Washington recently enacted the Healthy Starts Act, a law that provides additional workplace rights and protections for pregnant employees. The law requires any employer with 15 or more employees to provide certain accommodations to its pregnant employees, regardless of whether the employee has a disability as a result of her pregnancy.
Under the law, there are four types of workplace accommodations which a pregnant employee may request and her employer may not ask for medical verification confirming the employee’s need for the accommodation or deny on the basis that the accommodation creates an undue hardship.

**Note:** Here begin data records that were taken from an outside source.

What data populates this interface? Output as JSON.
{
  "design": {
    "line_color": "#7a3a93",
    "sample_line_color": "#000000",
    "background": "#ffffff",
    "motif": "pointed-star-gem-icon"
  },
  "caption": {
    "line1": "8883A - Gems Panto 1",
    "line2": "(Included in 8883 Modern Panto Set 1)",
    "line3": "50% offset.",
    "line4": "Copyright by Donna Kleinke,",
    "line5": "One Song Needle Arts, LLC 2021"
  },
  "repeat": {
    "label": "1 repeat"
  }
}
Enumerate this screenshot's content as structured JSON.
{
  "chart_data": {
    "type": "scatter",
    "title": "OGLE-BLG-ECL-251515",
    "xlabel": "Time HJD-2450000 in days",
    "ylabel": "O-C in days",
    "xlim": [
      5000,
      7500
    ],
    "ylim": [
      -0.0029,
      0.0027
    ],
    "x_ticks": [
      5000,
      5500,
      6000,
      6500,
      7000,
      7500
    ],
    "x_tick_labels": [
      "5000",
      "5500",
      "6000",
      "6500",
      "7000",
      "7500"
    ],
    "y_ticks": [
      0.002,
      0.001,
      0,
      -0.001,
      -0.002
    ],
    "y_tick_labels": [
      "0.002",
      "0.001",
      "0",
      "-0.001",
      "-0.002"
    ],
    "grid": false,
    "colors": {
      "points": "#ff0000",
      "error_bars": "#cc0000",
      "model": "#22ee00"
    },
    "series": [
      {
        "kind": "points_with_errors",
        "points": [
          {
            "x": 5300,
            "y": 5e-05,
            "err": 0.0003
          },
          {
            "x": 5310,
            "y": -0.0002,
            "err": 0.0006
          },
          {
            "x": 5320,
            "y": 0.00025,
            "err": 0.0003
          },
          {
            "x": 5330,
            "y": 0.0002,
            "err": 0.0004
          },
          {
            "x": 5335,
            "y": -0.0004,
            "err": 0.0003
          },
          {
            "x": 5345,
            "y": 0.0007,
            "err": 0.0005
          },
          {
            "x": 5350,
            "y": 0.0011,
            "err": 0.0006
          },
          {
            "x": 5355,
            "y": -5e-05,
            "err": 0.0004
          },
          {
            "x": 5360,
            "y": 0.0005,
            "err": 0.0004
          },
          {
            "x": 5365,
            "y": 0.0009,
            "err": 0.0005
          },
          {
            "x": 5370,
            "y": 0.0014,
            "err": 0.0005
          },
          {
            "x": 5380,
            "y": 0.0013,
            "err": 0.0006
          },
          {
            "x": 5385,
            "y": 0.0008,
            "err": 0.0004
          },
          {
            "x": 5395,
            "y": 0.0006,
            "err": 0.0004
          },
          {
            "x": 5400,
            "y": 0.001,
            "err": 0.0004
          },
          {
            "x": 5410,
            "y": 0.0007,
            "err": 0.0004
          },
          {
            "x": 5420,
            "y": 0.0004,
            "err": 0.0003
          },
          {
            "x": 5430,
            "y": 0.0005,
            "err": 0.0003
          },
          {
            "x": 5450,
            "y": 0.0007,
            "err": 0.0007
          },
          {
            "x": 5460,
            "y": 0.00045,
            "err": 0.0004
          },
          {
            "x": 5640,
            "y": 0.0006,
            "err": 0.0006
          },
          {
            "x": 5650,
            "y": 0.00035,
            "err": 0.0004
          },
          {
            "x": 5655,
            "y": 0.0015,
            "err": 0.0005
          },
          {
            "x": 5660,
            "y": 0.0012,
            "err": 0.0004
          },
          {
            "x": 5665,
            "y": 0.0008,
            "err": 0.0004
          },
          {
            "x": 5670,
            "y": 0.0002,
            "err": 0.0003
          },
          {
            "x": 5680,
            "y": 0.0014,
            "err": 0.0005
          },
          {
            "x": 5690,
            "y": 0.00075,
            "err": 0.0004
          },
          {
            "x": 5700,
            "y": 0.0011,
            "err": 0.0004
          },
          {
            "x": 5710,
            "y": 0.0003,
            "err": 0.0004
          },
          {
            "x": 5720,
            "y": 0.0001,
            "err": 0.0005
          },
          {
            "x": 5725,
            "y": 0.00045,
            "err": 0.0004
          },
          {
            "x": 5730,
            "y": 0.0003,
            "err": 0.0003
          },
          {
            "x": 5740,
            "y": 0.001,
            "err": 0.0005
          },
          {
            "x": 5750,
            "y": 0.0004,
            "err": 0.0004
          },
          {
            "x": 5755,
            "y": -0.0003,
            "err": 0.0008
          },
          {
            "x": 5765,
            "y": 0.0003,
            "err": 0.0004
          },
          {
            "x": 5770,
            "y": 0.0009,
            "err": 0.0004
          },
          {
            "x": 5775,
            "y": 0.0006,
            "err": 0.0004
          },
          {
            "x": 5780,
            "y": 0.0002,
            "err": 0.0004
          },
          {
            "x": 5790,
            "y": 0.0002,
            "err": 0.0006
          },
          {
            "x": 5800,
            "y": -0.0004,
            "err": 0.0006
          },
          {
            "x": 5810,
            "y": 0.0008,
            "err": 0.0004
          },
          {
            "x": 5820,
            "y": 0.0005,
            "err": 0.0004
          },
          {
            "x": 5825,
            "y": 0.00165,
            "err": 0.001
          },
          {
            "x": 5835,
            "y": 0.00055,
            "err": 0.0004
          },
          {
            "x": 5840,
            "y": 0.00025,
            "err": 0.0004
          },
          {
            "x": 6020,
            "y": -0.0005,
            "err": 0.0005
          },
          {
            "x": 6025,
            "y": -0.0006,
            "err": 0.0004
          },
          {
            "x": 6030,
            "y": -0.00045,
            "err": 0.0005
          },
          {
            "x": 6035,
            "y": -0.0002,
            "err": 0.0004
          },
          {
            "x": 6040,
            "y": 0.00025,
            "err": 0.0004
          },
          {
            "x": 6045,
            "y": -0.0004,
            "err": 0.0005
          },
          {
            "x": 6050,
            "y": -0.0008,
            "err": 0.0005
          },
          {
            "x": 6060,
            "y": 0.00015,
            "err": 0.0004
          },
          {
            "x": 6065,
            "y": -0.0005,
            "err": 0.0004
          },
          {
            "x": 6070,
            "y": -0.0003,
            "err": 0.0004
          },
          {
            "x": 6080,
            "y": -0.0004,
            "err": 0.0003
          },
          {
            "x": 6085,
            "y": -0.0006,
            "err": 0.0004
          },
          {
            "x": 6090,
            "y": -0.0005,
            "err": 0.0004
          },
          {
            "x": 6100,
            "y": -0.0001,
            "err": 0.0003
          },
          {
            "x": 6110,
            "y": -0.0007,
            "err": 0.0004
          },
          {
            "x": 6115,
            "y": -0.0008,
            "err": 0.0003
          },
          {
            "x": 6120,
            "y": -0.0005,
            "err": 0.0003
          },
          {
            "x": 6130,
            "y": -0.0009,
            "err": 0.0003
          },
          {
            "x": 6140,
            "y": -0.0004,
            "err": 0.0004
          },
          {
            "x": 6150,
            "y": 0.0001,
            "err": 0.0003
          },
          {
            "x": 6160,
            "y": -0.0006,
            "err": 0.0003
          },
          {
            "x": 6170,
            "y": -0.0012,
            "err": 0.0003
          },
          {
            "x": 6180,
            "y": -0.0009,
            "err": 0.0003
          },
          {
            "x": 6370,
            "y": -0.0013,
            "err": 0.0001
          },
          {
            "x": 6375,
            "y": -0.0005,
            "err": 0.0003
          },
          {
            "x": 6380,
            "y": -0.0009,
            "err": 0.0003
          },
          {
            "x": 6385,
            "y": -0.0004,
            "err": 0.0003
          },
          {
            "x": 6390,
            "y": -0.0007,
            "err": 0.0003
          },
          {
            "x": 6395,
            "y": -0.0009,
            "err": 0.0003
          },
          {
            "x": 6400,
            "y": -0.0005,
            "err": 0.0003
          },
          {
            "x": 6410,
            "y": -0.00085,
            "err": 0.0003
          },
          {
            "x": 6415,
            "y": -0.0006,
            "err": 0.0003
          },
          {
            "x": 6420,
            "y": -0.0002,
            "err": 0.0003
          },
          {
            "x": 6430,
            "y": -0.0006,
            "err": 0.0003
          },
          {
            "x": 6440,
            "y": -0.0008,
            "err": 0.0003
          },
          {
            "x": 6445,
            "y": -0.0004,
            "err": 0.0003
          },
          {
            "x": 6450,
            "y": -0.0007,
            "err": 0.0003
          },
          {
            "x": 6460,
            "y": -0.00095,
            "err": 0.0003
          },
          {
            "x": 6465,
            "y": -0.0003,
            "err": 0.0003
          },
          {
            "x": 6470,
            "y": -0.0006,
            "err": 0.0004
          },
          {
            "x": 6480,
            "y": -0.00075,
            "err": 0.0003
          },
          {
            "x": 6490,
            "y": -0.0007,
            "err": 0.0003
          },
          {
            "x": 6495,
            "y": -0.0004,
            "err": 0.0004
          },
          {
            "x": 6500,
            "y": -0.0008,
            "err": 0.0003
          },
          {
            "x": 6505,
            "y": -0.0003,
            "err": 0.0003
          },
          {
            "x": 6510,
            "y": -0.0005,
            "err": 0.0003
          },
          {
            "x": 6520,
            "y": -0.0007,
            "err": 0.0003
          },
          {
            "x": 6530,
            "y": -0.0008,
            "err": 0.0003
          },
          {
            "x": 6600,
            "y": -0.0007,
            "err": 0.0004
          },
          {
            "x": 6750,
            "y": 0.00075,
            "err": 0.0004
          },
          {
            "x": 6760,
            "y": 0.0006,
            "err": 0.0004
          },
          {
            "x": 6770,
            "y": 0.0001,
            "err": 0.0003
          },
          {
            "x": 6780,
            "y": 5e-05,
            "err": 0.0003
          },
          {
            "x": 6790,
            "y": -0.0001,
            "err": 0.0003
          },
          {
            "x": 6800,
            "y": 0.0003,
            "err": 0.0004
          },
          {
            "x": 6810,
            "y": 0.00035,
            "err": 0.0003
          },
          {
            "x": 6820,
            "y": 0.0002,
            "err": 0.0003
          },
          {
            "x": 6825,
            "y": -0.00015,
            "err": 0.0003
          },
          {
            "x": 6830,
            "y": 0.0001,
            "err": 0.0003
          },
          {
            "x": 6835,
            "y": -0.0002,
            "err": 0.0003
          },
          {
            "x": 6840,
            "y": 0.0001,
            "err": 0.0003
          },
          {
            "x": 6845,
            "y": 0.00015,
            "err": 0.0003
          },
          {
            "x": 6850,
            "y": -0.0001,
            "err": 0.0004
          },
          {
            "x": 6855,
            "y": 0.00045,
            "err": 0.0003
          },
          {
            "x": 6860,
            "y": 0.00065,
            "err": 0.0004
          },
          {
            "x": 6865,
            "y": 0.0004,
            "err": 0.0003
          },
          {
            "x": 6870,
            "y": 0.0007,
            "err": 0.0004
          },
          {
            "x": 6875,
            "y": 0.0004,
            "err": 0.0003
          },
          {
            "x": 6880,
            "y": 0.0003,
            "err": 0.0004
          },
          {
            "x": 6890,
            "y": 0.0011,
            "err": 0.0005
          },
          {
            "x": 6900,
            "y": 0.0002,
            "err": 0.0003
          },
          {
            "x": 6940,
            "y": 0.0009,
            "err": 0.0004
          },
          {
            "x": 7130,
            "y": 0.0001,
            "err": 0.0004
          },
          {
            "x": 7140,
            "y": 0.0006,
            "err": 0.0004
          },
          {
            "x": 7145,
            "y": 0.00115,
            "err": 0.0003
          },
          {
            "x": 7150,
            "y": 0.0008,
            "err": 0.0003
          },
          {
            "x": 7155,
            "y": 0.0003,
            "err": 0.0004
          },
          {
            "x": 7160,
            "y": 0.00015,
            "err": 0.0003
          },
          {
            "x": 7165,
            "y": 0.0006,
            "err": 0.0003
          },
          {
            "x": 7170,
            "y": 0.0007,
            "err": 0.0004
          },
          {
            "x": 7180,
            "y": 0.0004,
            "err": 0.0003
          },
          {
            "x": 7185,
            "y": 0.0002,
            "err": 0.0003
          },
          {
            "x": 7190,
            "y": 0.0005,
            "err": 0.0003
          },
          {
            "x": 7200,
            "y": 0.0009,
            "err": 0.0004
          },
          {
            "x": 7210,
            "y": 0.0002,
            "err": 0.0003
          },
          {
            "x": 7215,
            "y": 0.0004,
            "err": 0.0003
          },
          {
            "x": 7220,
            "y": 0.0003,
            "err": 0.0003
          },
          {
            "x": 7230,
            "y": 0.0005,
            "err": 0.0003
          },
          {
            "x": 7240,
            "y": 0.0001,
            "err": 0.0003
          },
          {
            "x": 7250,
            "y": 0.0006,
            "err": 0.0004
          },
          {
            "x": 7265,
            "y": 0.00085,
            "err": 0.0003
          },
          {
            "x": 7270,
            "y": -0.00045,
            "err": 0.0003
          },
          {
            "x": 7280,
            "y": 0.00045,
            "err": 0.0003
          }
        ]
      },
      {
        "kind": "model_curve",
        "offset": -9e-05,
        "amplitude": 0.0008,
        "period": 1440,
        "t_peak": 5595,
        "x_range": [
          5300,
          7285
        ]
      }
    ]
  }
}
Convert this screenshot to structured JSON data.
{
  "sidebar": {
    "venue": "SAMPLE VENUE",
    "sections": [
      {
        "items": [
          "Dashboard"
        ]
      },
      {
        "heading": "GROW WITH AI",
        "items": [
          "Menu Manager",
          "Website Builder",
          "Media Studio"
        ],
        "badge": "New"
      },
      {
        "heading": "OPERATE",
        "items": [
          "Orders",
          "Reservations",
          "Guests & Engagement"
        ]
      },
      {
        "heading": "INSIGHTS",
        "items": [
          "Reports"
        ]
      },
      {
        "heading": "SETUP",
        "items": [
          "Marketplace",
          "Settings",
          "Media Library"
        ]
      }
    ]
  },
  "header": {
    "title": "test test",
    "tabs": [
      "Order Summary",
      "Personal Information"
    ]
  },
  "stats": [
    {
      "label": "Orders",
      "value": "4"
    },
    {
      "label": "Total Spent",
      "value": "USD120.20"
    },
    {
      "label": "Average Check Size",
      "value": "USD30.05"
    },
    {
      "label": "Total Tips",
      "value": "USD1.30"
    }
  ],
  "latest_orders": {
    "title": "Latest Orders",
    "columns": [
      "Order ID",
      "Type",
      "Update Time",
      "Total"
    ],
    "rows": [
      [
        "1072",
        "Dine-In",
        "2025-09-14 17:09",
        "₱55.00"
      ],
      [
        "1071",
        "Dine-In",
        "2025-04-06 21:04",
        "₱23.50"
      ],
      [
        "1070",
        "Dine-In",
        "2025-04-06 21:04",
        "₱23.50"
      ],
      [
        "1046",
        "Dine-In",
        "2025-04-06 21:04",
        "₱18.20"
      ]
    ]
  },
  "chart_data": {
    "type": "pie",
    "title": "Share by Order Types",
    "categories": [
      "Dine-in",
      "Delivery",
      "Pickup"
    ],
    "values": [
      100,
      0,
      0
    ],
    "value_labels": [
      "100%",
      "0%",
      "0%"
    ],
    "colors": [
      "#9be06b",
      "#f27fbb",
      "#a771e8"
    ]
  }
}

Workplace accommodations include:
- More frequent, longer or flexible restroom breaks;
- Modifying a no food or drink policy;
- Providing the employee with seating or allowing the employee to sit more frequently if her position requires regular standing; and,
- Restricting the required lifting of anything over 17 pounds.
Other types of accommodations that are designated as “reasonable” under the law, and thus should be granted by employers wherever possible, include: reducing or modifying an employee’s work schedule, temporarily transferring the employee to a less strenuous or hazardous position, providing schedule flexibility for prenatal visits, modifying an employee’s workstation, assisting the employee with manual labor, and any other pregnancy-related accommodations requested by an employee. For these accommodations, employers may request that the employee provide medical certification supporting her need for the accommodation, but the law expressly prohibits employers from failing or refusing to make the accommodations, unless it can demonstrate that doing so would impose an undue hardship on the employer’s business.
The law strictly prohibits employers from taking any retaliatory or adverse action against an employee for requesting, declining or using a workplace accommodation. It also prohibits employers from requiring pregnant employees to take a leave of absence if another reasonable accommodation is available.
The requirements and protections provided by the Healthy Starts Act are in addition to the existing protections and obligations imposed under federal and state disability accommodation laws (including the Americans with Disabilities Act and the Washington State Law Against Discrimination). For this reason, employers should be cautious about denying any request for accommodation from a pregnant employee without first consulting with employment counsel. Additionally, we recommend employers review the new requirements and update their workplace policies and procedures as necessary to ensure compliance.